I fell in love with retold tales of classical antiquity as a young teen, when I found a copy of Marion Zimmer Bradley’s The Firebrand (1987) in Second Read Books, a tiny used bookshop tucked around the backside of downtown St. Augustine. Its story is the Trojan War from the perspective of Cassandra, the doomed seer who foretells the whole war but is never believed. (Bradley had previously published her hugely popular Arthurian retelling, The Mists of Avalon. I tried to read it a few years later but it never quite hooked me. The mid- to late 90s were heavy with Arthurian legend; I remember First Knight, the Merlin tv miniseries, and a small press Arthurian lesbian romance tucked away on a shelf somewhere that I read in snatches, no pun intended.)

In college we were required to read a lot of Greek and Roman literature (in modern translation); I wrote papers on Odysseus’s misogyny and the cycles of feminine violence in the Oresteia.

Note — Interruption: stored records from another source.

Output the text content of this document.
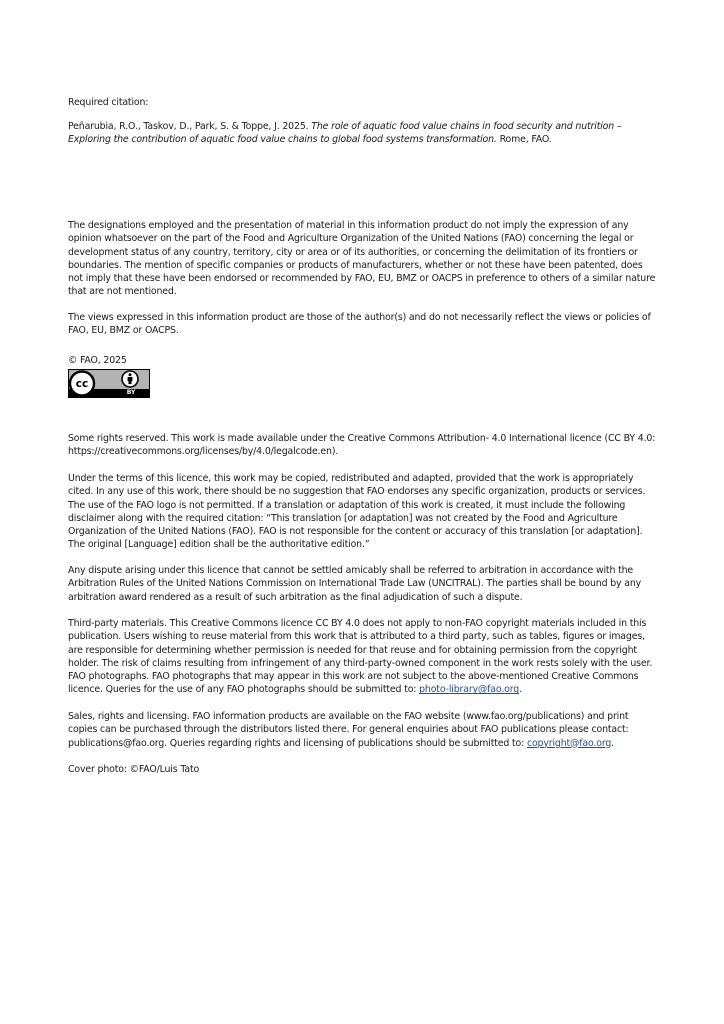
Required citation:

Peñarubia, R.O., Taskov, D., Park, S. & Toppe, J. 2025. The role of aquatic food value chains in food security and nutrition – Exploring the contribution of aquatic food value chains to global food systems transformation. Rome, FAO.

The designations employed and the presentation of material in this information product do not imply the expression of any opinion whatsoever on the part of the Food and Agriculture Organization of the United Nations (FAO) concerning the legal or development status of any country, territory, city or area or of its authorities, or concerning the delimitation of its frontiers or boundaries. The mention of specific companies or products of manufacturers, whether or not these have been patented, does not imply that these have been endorsed or recommended by FAO, EU, BMZ or OACPS in preference to others of a similar nature that are not mentioned.

The views expressed in this information product are those of the author(s) and do not necessarily reflect the views or policies of FAO, EU, BMZ or OACPS.

© FAO, 2025

cc
BY

Some rights reserved. This work is made available under the Creative Commons Attribution- 4.0 International licence (CC BY 4.0: https://creativecommons.org/licenses/by/4.0/legalcode.en).

Under the terms of this licence, this work may be copied, redistributed and adapted, provided that the work is appropriately cited. In any use of this work, there should be no suggestion that FAO endorses any specific organization, products or services. The use of the FAO logo is not permitted. If a translation or adaptation of this work is created, it must include the following disclaimer along with the required citation: “This translation [or adaptation] was not created by the Food and Agriculture Organization of the United Nations (FAO). FAO is not responsible for the content or accuracy of this translation [or adaptation]. The original [Language] edition shall be the authoritative edition.”

Any dispute arising under this licence that cannot be settled amicably shall be referred to arbitration in accordance with the Arbitration Rules of the United Nations Commission on International Trade Law (UNCITRAL). The parties shall be bound by any arbitration award rendered as a result of such arbitration as the final adjudication of such a dispute.

Third-party materials. This Creative Commons licence CC BY 4.0 does not apply to non-FAO copyright materials included in this publication. Users wishing to reuse material from this work that is attributed to a third party, such as tables, figures or images, are responsible for determining whether permission is needed for that reuse and for obtaining permission from the copyright holder. The risk of claims resulting from infringement of any third-party-owned component in the work rests solely with the user. FAO photographs. FAO photographs that may appear in this work are not subject to the above-mentioned Creative Commons licence. Queries for the use of any FAO photographs should be submitted to: photo-library@fao.org.

Sales, rights and licensing. FAO information products are available on the FAO website (www.fao.org/publications) and print copies can be purchased through the distributors listed there. For general enquiries about FAO publications please contact: publications@fao.org. Queries regarding rights and licensing of publications should be submitted to: copyright@fao.org.

Cover photo: ©FAO/Luis Tato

I was assigned to read Anne Carson and soon devoured everything of hers I could find. Plainwater was the first and my favorite. In grad school I was assigned H.D. and was surprised to find her unmistakeable but unmentioned influence on Carson. Helen in Egypt begins with Stesichorus, as does Autobiography of Red, but Carson avoids invoking H.D., even as she writes of her contemporaries.

On a research retreat I fell in love with H.D.’s scrapbook, which juxtaposes ancient Greek statuary with photos of H.D.’s family and homes. I created an art book attempting to remix the images with the words of her poems; fragments from her early work printed onto onionskin paper overlay the later scrapbook collage images. (Someday I hope to digitize my version and publish on it, a companion to the Mina Loy interactive text adventure I made.)

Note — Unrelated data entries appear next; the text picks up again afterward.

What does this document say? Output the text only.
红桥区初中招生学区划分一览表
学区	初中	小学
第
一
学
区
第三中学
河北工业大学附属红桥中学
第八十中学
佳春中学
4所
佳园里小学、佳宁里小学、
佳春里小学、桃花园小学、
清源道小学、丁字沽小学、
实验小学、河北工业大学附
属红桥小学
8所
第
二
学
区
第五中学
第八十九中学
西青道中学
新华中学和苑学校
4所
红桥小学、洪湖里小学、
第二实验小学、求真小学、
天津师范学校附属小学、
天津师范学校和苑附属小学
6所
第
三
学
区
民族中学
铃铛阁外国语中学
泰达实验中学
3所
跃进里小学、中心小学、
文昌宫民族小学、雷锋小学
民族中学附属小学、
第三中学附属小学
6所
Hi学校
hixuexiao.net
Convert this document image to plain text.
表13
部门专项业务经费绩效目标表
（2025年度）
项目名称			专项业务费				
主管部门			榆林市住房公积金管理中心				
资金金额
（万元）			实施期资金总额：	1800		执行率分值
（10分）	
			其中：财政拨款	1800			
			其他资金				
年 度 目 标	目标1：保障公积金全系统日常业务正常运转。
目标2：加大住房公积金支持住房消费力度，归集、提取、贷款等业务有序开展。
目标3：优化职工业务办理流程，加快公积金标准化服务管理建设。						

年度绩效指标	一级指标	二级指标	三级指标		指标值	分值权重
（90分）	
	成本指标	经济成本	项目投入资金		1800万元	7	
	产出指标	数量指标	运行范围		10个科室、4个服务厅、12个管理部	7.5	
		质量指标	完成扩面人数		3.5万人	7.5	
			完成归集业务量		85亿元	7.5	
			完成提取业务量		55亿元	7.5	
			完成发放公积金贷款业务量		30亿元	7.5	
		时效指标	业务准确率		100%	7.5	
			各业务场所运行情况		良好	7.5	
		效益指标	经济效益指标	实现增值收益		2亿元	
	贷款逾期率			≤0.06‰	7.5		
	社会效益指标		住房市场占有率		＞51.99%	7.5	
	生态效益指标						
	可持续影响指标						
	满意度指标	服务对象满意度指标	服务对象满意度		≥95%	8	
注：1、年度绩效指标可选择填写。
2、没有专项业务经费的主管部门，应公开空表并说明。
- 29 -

A page from H.D.’s scrapbook

There’s no shortage of literature where women reclaim and retell the masculine epics and legends of antiquity. Mary Renault comes to mind; between 1956 and 1981 she published eight historical novels about ancient Athens and Alexander the Great. Madeline Miller has somewhat taken up Renault’s torch in the early 21st century. Her first two novels, The Song of Achilles and Circe, retell The Iliad and The Odyssey, respectively, from the alternate viewpoints of the heroes’ lovers.

Circe threw me wildly for a loop, as I found myself crying over Odysseus (forgiven, I suppose, for the misogyny I accused him of in college). Miller incorporates later material from Hesiod’s Theogony and the lost epic Telegony, though she judiciously ends the story before the old Greek cycle of violence can set in. The final family grouping, haunted by the memory of war-crazed Odysseus, touched me deeply. Reviewers have criticized Miller for her YA-like, romance novel-adjacent approach to her source material, but I’m in favor of it. I began with Bradley, after all.